La Maison des égarées s'inscrit dans le projet 2011+10 visant à commémorer la catastrophe du séisme et du tsunami de Tohoku. Le film est pétri de louables intentions dans son traitement du trauma des survivants et d'une résilience qui passe par la reconstruction d'un noyau familial (une grand-mère recueille une orpheline et une fugueuse dans son étrange maison du bout de la colline). Mais l'exécution pêche par un manque de rythme souvent assommant, comme si refaire Totoro dans des décombres pouvait s'avérer suffisant.
Je cite Totoro car La Maison des égarées met en scène des yokai, de survenue un peu tardive dans l'intrigue et d'intérêt scénaristique finalement limité, sauf à les voir comme un liant social traditionnel et un symbole du nécessaire retour à la Nature (avec tout ce que cela comporte de fantasmes passéistes voire réactionnaires). Surtout que ces créatures perdent au passage l'ambiguïté de leur rapport aux humains, devenant ici des protecteurs dévoués à notre cause dans la lutte contre un serpent oni incarnant la souffrance post-traumatique et la tentation de l'abandon (séquences où le film se réveille enfin).
La direction artistique est jolie, avec des décors photoréalistes de paysages campagnards et de ruines d'immeuble (qui apparaissent bien documentés) mais au final assez impersonnelle et contrastant avec le design plus sobre et passe-partout des personnages et des yokai.

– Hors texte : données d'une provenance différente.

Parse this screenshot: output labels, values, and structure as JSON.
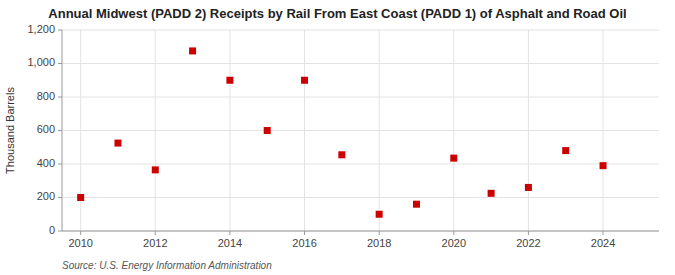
{
  "chart_data": {
    "type": "scatter",
    "title": "Annual Midwest (PADD 2) Receipts by Rail From East Coast (PADD 1) of Asphalt and Road Oil",
    "ylabel": "Thousand Barrels",
    "source": "Source: U.S. Energy Information Administration",
    "x": [
      2010,
      2011,
      2012,
      2013,
      2014,
      2015,
      2016,
      2017,
      2018,
      2019,
      2020,
      2021,
      2022,
      2023,
      2024
    ],
    "values": [
      200,
      525,
      365,
      1075,
      900,
      600,
      900,
      455,
      100,
      160,
      435,
      225,
      260,
      480,
      390
    ],
    "color": "#cc0000",
    "marker": "square",
    "xlim": [
      2009.5,
      2025.5
    ],
    "ylim": [
      0,
      1200
    ],
    "xticks": [
      2010,
      2012,
      2014,
      2016,
      2018,
      2020,
      2022,
      2024
    ],
    "yticks": [
      0,
      200,
      400,
      600,
      800,
      {
        "value": 1000,
        "label": "1,000"
      },
      {
        "value": 1200,
        "label": "1,200"
      }
    ],
    "grid": true
  }
}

Il existe des interludes de conte au graphisme beaucoup plus original, presque expérimental tant certains sont confus, que l'on doit à l'animateur Bahi JD. Je trouve que la catastrophe demeure trop en arrière-plan pour parvenir à en dire quelque chose, sans doute par excès de pudeur et par volonté de destiner le film à un jeune public.
La Maison des égarées a donc plein de bonnes idées sur le papier mais le résultat est un peu décevant, à moins de se laisser happer par son ambiance de chill "Yokai Crossing" (bon résumé piqué au présentateur du film) dans laquelle flotte du trauma non-dit.
PS : l'affiche française est vraiment pas ouf.